This honor is particularly meaningful to me for a number of reasons. First, Joanne Simpson spent the early part of her career as a professor in my home department at the University of California, Los Angeles, and her picture still hangs proudly on our faculty wall. Second, she was a true pioneer, proposing the idea of tropical hot towers, leading novel observations and experiments from aircraft and later developing and acting as the project scientist for the Tropical Rainfall Measuring Mission (TRMM) satellite, which put the first meteorological radar into space. Last, and perhaps most inspiring of all, is that Joanne Simpson did all this while facing adversity, dismissiveness and condescension, becoming the first woman to receive her Ph.D. in meteorology in the United States and paving the way for numerous young women to pursue science, technology, engineering and mathematics (STEM) careers.
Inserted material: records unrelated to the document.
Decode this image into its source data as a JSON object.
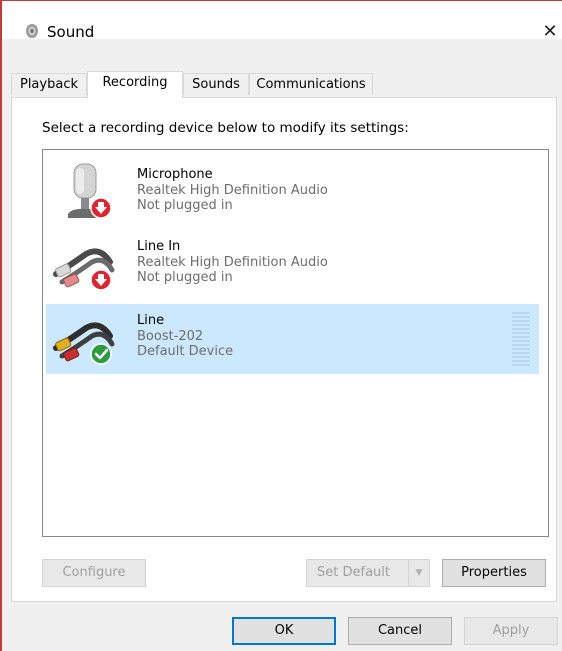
{
  "window": {
    "title": "Sound",
    "close_glyph": "✕"
  },
  "tabs": [
    {
      "label": "Playback"
    },
    {
      "label": "Recording"
    },
    {
      "label": "Sounds"
    },
    {
      "label": "Communications"
    }
  ],
  "active_tab": "Recording",
  "instruction": "Select a recording device below to modify its settings:",
  "devices": [
    {
      "name": "Microphone",
      "driver": "Realtek High Definition Audio",
      "status": "Not plugged in",
      "icon": "microphone-icon",
      "badge": "unplugged-badge",
      "selected": false
    },
    {
      "name": "Line In",
      "driver": "Realtek High Definition Audio",
      "status": "Not plugged in",
      "icon": "rca-cable-icon",
      "badge": "unplugged-badge",
      "selected": false
    },
    {
      "name": "Line",
      "driver": "Boost-202",
      "status": "Default Device",
      "icon": "rca-cable-icon",
      "badge": "default-check-badge",
      "selected": true
    }
  ],
  "buttons": {
    "configure": "Configure",
    "set_default": "Set Default",
    "properties": "Properties",
    "ok": "OK",
    "cancel": "Cancel",
    "apply": "Apply"
  },
  "colors": {
    "selection": "#cce8ff",
    "accent": "#0078d7",
    "unplugged_badge": "#e0232e",
    "default_badge": "#2e9b40"
  }
}
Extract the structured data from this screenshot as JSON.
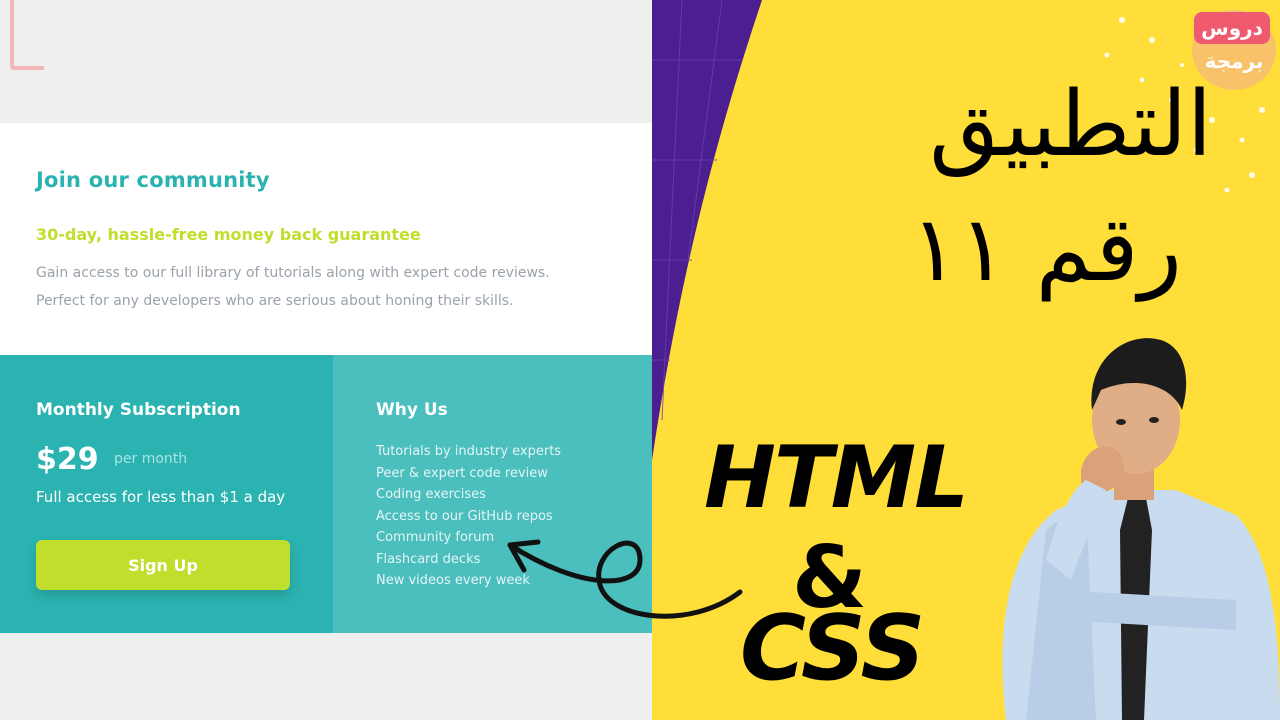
{
  "community": {
    "title": "Join our community",
    "guarantee": "30-day, hassle-free money back guarantee",
    "description_line1": "Gain access to our full library of tutorials along with expert code reviews.",
    "description_line2": "Perfect for any developers who are serious about honing their skills."
  },
  "subscription": {
    "title": "Monthly Subscription",
    "price": "$29",
    "period": "per month",
    "note": "Full access for less than $1 a day",
    "button_label": "Sign Up"
  },
  "why_us": {
    "title": "Why Us",
    "items": [
      "Tutorials by industry experts",
      "Peer & expert code review",
      "Coding exercises",
      "Access to our GitHub repos",
      "Community forum",
      "Flashcard decks",
      "New videos every week"
    ]
  },
  "promo": {
    "heading": "التطبيق",
    "number_label": "رقم ١١",
    "html_word": "HTML",
    "amp": "&",
    "css_word": "CSS",
    "badge_top": "دروس",
    "badge_bottom": "برمجة"
  },
  "colors": {
    "teal": "#2bb3b1",
    "teal_light": "#4bbfbd",
    "lime": "#bfdf2c",
    "yellow": "#ffde3a",
    "purple": "#4b1f8f"
  }
}
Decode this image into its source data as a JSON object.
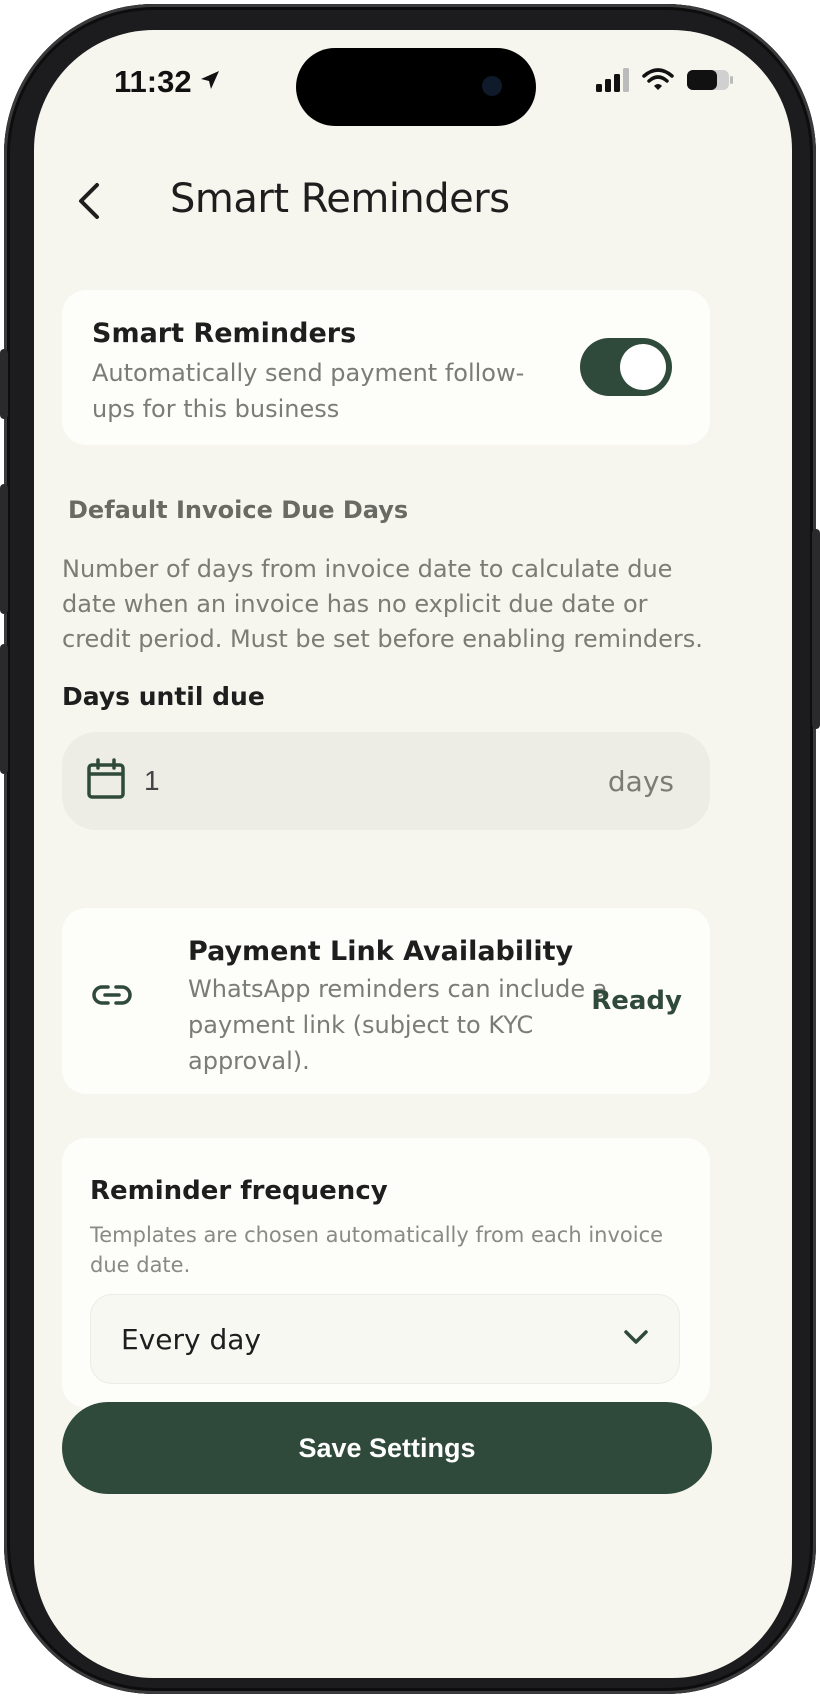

She won the American Meteorological Society's 1983 Carl-Gustaf Rossby Research Medal — the highest award in atmospheric sciences, ironically named for the very professor who told her clouds were not very important and thus represented a good subject “for a little girl to study.” My own father was denied entry into graduate school on the basis of his religion, and I take this award as a charge to myself and all of us to support, encourage and value the diverse young scientists entering our field today.
I would not be receiving this award today if it were not for the many amazing people in my life who have loved me, believed in me and supported me especially when times were tough, and I dedicate this honor to them. I thank my nominator and force of nature, Professor Vassilis Angelopoulos; my mentor, the late, great Richard Thorne; my friend and street philosopher Juan Vaquerano; the talented students, postdocs and colleagues that I’ve had the honor to work with over the years; and my Ph.D. adviser, Professor Umran Inan, who took a huge risk in hiring a young student from South Africa with no background in space physics, a decision that ultimately changed the course of my life. I am indebted to my parents, Vladimir and Judith Bortnik, for encouraging the love of learning, and to the lights of my life, my beautiful wife, Kirsty, and three sons, Samuel, Jonah and Elijah.
Thank you all for this incredible privilege.